Ce matin, les résultats des concours d’entrée dans les grandes écoles. Les plus prestigieux ont été publiés hier.

Oui, les listes d’admission à Polytechnique et à l’ensemble des grandes écoles de commerce ont été connues hier. Pour l’école des Mines, ce sera ce soir. Naturellement, cela fait moins de bruit que les résultats du Bac et cela concerne beaucoup moins de monde ; mais ce qui est intéressant est de constater combien dans notre monde changeant, notre économie qui évolue, nos crises, nos systèmes sociaux bouleversés, (dans tout cela) il y a quelque chose qui semble immuable en France : les grandes écoles de la République.

Des milliers de jeunes angoissés ou sereins ont passé les concours qui les dirigeront vers les orbites et les carrières élitistes de demain. Pourquoi je dis immuable ? Parce que depuis des dizaines d’années, le nombre de places à Polytechnique, HEC, l’Essec ou l’ESCP, par exemple, est bloqué entre 360 et 400 alors que la population étudiante a explosé. Sans parler de Normale Sup et d’autres, où c’est beaucoup moins.

Mais vous avez dit « qui semble immuable » : ce n’est donc pas le cas en réalité ?

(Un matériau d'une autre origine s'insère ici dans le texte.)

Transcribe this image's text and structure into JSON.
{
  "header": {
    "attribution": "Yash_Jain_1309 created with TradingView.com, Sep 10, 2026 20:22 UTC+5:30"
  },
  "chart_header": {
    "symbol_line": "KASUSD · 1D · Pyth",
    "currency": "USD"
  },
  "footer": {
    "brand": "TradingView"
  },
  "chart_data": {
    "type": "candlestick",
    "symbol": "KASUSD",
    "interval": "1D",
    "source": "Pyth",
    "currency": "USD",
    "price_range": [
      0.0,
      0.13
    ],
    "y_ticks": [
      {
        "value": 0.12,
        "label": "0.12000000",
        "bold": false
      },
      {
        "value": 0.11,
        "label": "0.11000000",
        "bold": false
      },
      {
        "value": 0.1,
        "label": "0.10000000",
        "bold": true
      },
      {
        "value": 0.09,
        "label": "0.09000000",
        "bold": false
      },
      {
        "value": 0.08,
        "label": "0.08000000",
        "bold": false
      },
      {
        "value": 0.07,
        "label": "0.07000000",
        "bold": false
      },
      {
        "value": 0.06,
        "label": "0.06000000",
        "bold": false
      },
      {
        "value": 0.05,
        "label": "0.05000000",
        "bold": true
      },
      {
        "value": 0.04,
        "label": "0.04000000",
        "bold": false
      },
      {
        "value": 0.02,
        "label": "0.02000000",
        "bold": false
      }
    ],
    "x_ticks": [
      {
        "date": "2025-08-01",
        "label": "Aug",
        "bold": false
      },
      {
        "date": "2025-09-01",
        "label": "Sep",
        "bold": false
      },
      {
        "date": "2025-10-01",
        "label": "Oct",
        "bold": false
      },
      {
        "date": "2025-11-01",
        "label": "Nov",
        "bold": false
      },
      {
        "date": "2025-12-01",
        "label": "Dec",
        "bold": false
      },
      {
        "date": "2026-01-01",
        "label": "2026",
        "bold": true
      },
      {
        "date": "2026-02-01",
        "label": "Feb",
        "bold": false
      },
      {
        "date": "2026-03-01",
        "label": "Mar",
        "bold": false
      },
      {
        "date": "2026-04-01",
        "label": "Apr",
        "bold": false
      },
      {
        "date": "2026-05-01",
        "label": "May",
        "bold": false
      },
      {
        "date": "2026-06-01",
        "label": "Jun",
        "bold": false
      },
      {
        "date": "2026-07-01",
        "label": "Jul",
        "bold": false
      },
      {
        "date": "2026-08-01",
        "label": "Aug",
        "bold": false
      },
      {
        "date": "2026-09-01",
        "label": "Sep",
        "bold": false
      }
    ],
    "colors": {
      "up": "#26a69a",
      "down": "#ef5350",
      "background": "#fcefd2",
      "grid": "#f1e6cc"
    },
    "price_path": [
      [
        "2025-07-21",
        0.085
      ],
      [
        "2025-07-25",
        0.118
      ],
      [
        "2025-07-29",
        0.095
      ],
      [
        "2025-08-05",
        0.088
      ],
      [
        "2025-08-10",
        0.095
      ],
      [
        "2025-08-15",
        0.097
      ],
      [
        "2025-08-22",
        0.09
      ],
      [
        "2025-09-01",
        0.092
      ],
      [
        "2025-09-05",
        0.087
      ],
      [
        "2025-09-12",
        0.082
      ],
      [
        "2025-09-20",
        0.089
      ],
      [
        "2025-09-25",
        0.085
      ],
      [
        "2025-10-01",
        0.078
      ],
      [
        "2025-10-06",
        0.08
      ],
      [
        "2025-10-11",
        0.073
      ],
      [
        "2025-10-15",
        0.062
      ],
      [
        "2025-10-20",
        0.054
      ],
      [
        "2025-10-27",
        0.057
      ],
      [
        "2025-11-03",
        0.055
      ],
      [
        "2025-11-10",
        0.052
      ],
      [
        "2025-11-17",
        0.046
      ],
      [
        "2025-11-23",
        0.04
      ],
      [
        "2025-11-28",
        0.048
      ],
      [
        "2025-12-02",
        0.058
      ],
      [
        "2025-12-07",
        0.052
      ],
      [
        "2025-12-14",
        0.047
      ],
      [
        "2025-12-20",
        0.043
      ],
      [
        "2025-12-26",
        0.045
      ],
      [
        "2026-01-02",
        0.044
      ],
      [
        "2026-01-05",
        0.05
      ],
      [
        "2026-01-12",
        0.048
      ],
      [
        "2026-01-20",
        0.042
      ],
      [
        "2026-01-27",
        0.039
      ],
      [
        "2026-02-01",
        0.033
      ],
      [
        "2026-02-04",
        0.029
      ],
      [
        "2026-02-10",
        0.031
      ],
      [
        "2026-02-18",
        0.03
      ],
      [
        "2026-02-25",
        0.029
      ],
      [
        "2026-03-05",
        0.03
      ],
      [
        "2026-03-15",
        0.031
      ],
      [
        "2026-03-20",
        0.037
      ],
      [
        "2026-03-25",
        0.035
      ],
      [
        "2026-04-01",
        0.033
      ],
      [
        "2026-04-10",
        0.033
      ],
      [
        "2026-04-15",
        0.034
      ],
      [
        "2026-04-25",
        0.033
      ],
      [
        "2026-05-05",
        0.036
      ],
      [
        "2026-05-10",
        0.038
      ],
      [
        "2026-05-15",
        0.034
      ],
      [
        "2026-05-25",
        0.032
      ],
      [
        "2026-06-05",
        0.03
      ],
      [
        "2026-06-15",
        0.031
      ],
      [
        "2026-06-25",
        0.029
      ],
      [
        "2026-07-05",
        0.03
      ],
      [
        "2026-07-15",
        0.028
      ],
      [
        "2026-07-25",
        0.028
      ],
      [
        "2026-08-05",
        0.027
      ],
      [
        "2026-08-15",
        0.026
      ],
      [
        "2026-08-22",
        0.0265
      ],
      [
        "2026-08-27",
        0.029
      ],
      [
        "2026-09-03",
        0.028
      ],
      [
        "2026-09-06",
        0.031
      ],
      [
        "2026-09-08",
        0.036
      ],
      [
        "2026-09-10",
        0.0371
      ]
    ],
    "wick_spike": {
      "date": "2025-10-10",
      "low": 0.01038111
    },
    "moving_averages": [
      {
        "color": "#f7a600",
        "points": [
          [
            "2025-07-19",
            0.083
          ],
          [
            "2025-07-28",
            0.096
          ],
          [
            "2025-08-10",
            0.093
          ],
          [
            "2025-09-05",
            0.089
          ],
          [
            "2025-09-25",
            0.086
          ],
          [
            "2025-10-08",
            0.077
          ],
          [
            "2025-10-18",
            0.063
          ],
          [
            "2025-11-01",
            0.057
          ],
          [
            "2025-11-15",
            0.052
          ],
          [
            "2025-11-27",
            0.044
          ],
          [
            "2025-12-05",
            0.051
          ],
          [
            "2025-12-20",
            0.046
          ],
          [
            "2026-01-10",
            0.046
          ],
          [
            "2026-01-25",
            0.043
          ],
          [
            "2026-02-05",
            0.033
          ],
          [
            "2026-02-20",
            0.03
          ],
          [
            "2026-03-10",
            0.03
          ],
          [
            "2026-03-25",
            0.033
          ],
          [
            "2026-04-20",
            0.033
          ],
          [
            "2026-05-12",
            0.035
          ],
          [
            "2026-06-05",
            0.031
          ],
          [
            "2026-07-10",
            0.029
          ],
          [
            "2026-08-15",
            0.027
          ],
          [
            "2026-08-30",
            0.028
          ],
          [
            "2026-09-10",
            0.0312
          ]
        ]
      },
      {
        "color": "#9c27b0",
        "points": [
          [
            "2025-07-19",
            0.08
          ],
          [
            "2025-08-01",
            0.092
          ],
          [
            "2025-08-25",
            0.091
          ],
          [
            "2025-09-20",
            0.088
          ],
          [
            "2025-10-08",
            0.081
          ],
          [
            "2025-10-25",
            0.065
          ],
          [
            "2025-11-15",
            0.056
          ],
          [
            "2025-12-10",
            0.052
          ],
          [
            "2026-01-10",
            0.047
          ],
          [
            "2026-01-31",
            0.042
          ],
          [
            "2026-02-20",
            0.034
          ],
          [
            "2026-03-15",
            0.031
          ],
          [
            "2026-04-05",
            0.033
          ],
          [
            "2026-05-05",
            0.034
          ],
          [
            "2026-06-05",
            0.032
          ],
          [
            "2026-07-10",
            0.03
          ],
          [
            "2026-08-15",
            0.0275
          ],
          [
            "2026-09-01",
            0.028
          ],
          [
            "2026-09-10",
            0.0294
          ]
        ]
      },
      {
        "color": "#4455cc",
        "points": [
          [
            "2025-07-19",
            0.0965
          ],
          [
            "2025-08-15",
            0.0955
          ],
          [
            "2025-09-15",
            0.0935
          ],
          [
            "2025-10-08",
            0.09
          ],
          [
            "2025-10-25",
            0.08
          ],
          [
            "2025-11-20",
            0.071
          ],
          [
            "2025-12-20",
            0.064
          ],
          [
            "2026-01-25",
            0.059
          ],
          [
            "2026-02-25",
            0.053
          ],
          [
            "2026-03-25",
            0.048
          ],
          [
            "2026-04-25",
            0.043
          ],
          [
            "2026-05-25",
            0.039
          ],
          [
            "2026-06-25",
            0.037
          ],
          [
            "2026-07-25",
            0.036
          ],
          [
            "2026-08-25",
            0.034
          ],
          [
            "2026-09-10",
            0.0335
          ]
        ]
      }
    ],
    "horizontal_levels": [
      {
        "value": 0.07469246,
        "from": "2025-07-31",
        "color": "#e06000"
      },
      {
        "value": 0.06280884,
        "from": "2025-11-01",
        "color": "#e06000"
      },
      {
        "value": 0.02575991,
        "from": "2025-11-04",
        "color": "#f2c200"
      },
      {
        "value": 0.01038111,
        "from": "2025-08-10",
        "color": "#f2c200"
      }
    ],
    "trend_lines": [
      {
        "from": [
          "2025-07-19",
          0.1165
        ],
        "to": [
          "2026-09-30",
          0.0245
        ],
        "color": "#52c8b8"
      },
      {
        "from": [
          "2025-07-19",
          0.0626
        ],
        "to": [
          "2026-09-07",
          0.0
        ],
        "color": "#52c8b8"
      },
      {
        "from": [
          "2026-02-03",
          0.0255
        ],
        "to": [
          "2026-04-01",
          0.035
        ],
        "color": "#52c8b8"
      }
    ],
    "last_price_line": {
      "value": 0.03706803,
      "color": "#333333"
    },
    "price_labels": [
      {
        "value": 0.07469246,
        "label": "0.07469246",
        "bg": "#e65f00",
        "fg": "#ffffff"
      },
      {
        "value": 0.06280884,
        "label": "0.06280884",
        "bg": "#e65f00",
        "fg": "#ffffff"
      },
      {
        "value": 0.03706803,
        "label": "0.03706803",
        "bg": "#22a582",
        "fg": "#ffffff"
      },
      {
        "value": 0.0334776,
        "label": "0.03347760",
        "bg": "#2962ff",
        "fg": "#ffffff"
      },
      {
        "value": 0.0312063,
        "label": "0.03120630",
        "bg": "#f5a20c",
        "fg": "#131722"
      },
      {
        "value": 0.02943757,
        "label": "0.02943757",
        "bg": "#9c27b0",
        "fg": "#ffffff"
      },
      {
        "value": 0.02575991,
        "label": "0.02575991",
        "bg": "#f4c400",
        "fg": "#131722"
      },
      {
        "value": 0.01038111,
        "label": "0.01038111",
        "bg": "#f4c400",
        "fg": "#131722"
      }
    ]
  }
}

Ce qui change pas, c’est le succès des grandes écoles, pourtant souvent critiquées, mais jamais remises en cause ni par la droite ni par la gauche. Le nombre de candidats pour passer la porte grimpe chaque année, surtout pour les écoles de management. Rendez-vous compte : il y a dix ans, c’est hier, des candidats, il y en avait 2.800 pour HEC, cette année, c’est 5.200. C’est donc de plus en plus sélectif !

En revanche, ce qui change vraiment, c’est que les classes préparatoires ne sont plus la seule voie d’accès, on peut entrer en école après l’université ou directement après le Bac ; Ce qui change surtout est qu’il y a de plus en plus de grandes écoles d’ingénieurs ou de commerce en France – plus de 200 aujourd’hui. Au total, qui le sait ? Elles accueillent plus de 200.000 élèves et non pas quelques milliers comme on le pense. Ce développement, c’est aussi la conséquence directe des doutes des familles sur les débouchés professionnels de l’université.

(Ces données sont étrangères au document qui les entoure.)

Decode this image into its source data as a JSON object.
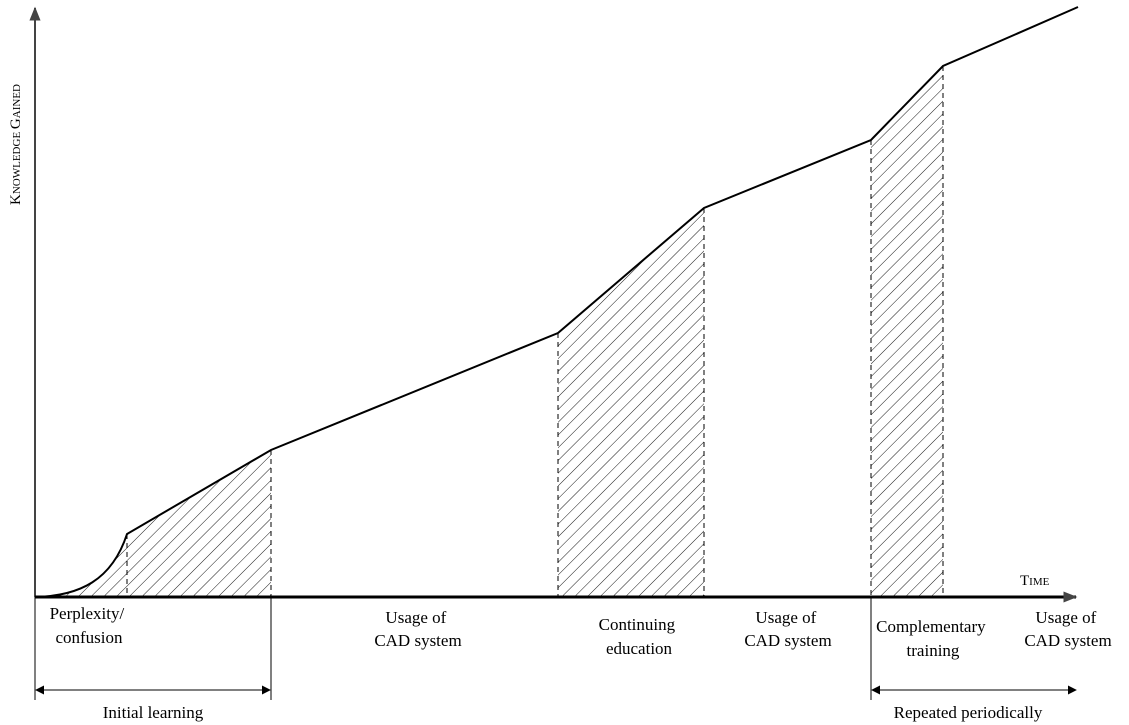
{
  "axes": {
    "y_label": "Knowledge gained",
    "x_label": "Time"
  },
  "phases": [
    {
      "lines": [
        "Perplexity/",
        "confusion"
      ]
    },
    {
      "lines": [
        "Usage of",
        "CAD system"
      ]
    },
    {
      "lines": [
        "Continuing",
        "education"
      ]
    },
    {
      "lines": [
        "Usage of",
        "CAD system"
      ]
    },
    {
      "lines": [
        "Complementary",
        "training"
      ]
    },
    {
      "lines": [
        "Usage of",
        "CAD system"
      ]
    }
  ],
  "brackets": {
    "initial": "Initial learning",
    "repeated": "Repeated periodically"
  }
}
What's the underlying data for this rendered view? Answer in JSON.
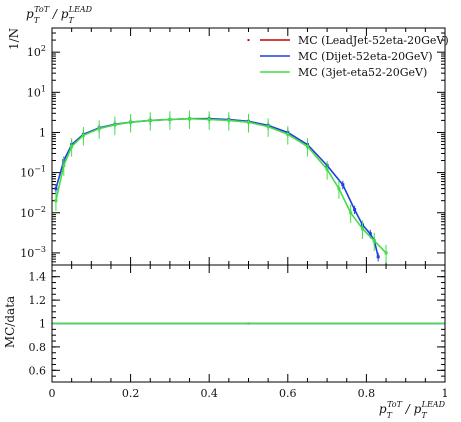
{
  "chart_data": {
    "type": "line",
    "title": "",
    "top_left_label": {
      "base": "p",
      "sup": "ToT",
      "sub": "T",
      "sep": " / ",
      "base2": "p",
      "sup2": "LEAD",
      "sub2": "T"
    },
    "xlabel": {
      "base": "p",
      "sup": "ToT",
      "sub": "T",
      "sep": " / ",
      "base2": "p",
      "sup2": "LEAD",
      "sub2": "T"
    },
    "main_ylabel": "1/N",
    "ratio_ylabel": "MC/data",
    "x_range": [
      0,
      1
    ],
    "main_y_log": true,
    "main_y_range": [
      0.0005,
      400
    ],
    "ratio_y_range": [
      0.5,
      1.5
    ],
    "x_ticks": [
      "0",
      "0.2",
      "0.4",
      "0.6",
      "0.8",
      "1"
    ],
    "x_tick_values": [
      0,
      0.2,
      0.4,
      0.6,
      0.8,
      1
    ],
    "main_y_ticks": [
      {
        "value": 100,
        "mantissa": "10",
        "exp": "2"
      },
      {
        "value": 10,
        "mantissa": "10",
        "exp": "1"
      },
      {
        "value": 1,
        "mantissa": "1",
        "exp": ""
      },
      {
        "value": 0.1,
        "mantissa": "10",
        "exp": "−1"
      },
      {
        "value": 0.01,
        "mantissa": "10",
        "exp": "−2"
      },
      {
        "value": 0.001,
        "mantissa": "10",
        "exp": "−3"
      }
    ],
    "ratio_y_ticks": [
      "0.6",
      "0.8",
      "1",
      "1.2",
      "1.4"
    ],
    "ratio_y_tick_values": [
      0.6,
      0.8,
      1.0,
      1.2,
      1.4
    ],
    "legend_position": "top-right",
    "series": [
      {
        "name": "MC (LeadJet-52eta-20GeV)",
        "color": "#cc0000",
        "x": [
          0.5
        ],
        "y": [
          200
        ],
        "ratio_x": [
          0.5
        ],
        "ratio_y": [
          1.0
        ]
      },
      {
        "name": "MC (Dijet-52eta-20GeV)",
        "color": "#1f3fe0",
        "x": [
          0.01,
          0.03,
          0.05,
          0.08,
          0.12,
          0.16,
          0.2,
          0.25,
          0.3,
          0.35,
          0.4,
          0.45,
          0.5,
          0.55,
          0.6,
          0.65,
          0.7,
          0.74,
          0.77,
          0.79,
          0.81,
          0.82,
          0.83
        ],
        "y": [
          0.04,
          0.2,
          0.5,
          0.9,
          1.3,
          1.6,
          1.8,
          2.0,
          2.1,
          2.2,
          2.2,
          2.1,
          1.9,
          1.5,
          1.0,
          0.5,
          0.15,
          0.05,
          0.012,
          0.005,
          0.003,
          0.002,
          0.0008
        ],
        "ratio_x": [
          0,
          1
        ],
        "ratio_y": [
          1.0,
          1.0
        ]
      },
      {
        "name": "MC (3jet-eta52-20GeV)",
        "color": "#44dd44",
        "x": [
          0.01,
          0.03,
          0.05,
          0.08,
          0.12,
          0.16,
          0.2,
          0.25,
          0.3,
          0.35,
          0.4,
          0.45,
          0.5,
          0.55,
          0.6,
          0.65,
          0.7,
          0.73,
          0.76,
          0.79,
          0.82,
          0.85
        ],
        "y": [
          0.02,
          0.15,
          0.45,
          0.85,
          1.25,
          1.55,
          1.8,
          2.0,
          2.1,
          2.2,
          2.1,
          2.0,
          1.8,
          1.4,
          0.9,
          0.45,
          0.12,
          0.04,
          0.01,
          0.004,
          0.002,
          0.001
        ],
        "ratio_x": [
          0,
          1
        ],
        "ratio_y": [
          1.0,
          1.0
        ]
      }
    ]
  }
}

Vous pensez en tous cas que les grandes écoles disent quelque chose des valeurs et des priorités de la France.

Cela fait sourire. Les écoles qui préparent à l’administration, comme l’ENA ou les IRA, sont gratuites ; les écoles d’ingénieurs, qui formaient au départ ceux qui devaient bâtir les infrastructures publiques (routes, ponts, chemins de fer, défense) sont pour les plus importantes gratuites et les étudiants sont même parfois payés ; les écoles de commerce, quelle horreur le commerce, sont toutes privées et payantes. Deux siècles après, on en est toujours là !

Et le chiffre du jour : 35 milliards d’euros d’impôts payés par les groupes du CAC40.

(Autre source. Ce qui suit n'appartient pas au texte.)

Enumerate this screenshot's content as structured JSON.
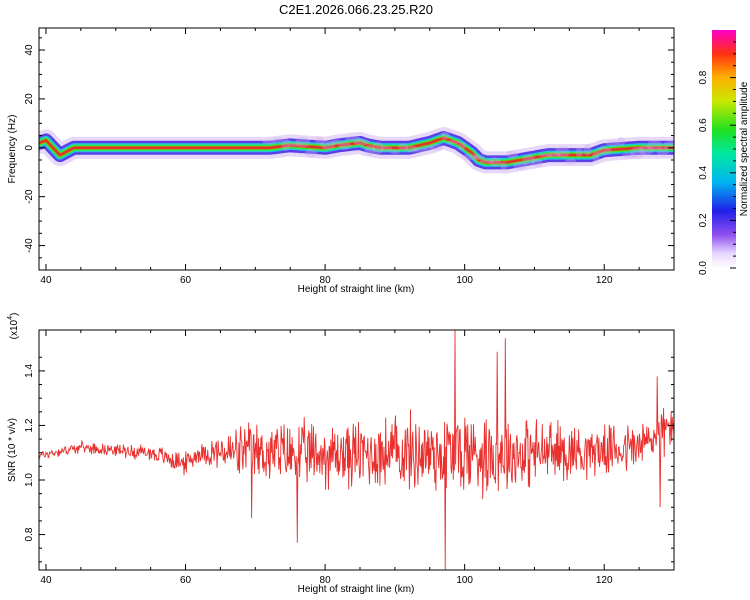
{
  "figure_title": "C2E1.2026.066.23.25.R20",
  "colors": {
    "snr_line": "#e8302e",
    "ridge": "#e0332e",
    "ridge_outline": "#a8a000",
    "halo_outer": "#caa8f0",
    "halo_mid": "#4a30e8",
    "halo_inner": "#1ec8d8",
    "halo_core": "#35e83a",
    "frame": "#000000"
  },
  "chart_data": [
    {
      "type": "heatmap",
      "title": "",
      "xlabel": "Height of straight line (km)",
      "ylabel": "Frequency (Hz)",
      "xlim": [
        39,
        130
      ],
      "ylim": [
        -50,
        49
      ],
      "xticks": [
        40,
        60,
        80,
        100,
        120
      ],
      "yticks": [
        -40,
        -20,
        0,
        20,
        40
      ],
      "ridge_frequency_hz": {
        "height_km": [
          39,
          40,
          41,
          42,
          44,
          50,
          60,
          72,
          75,
          80,
          82,
          85,
          86,
          88,
          92,
          95,
          97,
          99,
          100,
          101,
          102,
          103,
          104,
          106,
          108,
          110,
          112,
          114,
          118,
          120,
          125,
          130
        ],
        "freq_hz": [
          2,
          3,
          0,
          -3,
          0,
          0,
          0,
          0,
          1,
          0,
          1,
          2,
          1,
          0,
          0,
          2,
          4,
          2,
          0,
          -2,
          -5,
          -6,
          -6,
          -6,
          -5,
          -4,
          -3,
          -3,
          -3,
          -1,
          0,
          0
        ]
      },
      "colorbar": {
        "label": "Normalized spectral amplitude",
        "range": [
          0,
          1
        ],
        "ticks": [
          "0.0",
          "0.2",
          "0.4",
          "0.6",
          "0.8"
        ],
        "tick_values": [
          0.0,
          0.2,
          0.4,
          0.6,
          0.8
        ]
      }
    },
    {
      "type": "line",
      "title": "",
      "xlabel": "Height of straight line (km)",
      "ylabel": "SNR (10 * v/v)",
      "y_multiplier_label": "(x10",
      "y_multiplier_exp": "4",
      "y_multiplier_close": ")",
      "xlim": [
        39,
        130
      ],
      "ylim": [
        0.67,
        1.55
      ],
      "xticks": [
        40,
        60,
        80,
        100,
        120
      ],
      "yticks": [
        0.8,
        1.0,
        1.2,
        1.4
      ],
      "series": [
        {
          "name": "SNR",
          "x_range_km": [
            39,
            130
          ],
          "n_points": 1100,
          "baseline_x": [
            39,
            45,
            55,
            60,
            62,
            70,
            80,
            90,
            100,
            110,
            120,
            125,
            130
          ],
          "baseline_y": [
            1.09,
            1.12,
            1.1,
            1.06,
            1.1,
            1.1,
            1.09,
            1.1,
            1.1,
            1.1,
            1.11,
            1.12,
            1.2
          ],
          "amplitude_x": [
            39,
            50,
            60,
            62,
            68,
            75,
            85,
            95,
            100,
            105,
            115,
            120,
            125,
            130
          ],
          "amplitude_y": [
            0.02,
            0.025,
            0.05,
            0.04,
            0.12,
            0.14,
            0.15,
            0.18,
            0.2,
            0.17,
            0.13,
            0.1,
            0.12,
            0.1
          ],
          "peaks": [
            {
              "x": 98.6,
              "y": 1.55
            },
            {
              "x": 97.2,
              "y": 0.67
            },
            {
              "x": 105.8,
              "y": 1.52
            },
            {
              "x": 104.7,
              "y": 1.47
            },
            {
              "x": 127.6,
              "y": 1.38
            },
            {
              "x": 128.0,
              "y": 0.9
            },
            {
              "x": 76.0,
              "y": 0.77
            },
            {
              "x": 69.5,
              "y": 0.86
            }
          ]
        }
      ]
    }
  ]
}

Une enquête des Echos. C’est le total des impôts qu’ils ont payé dans le monde en 2012. Les Etats ont encaissé autant, pas moins, que ce qui a été versé aux actionnaires. Cela tord le cou à l’idée selon laquelle ces multinationales échapperaient à l’impôt. Mais cet impôt s’est déplacé avec la mondialisation, il est payé ailleurs qu’en France.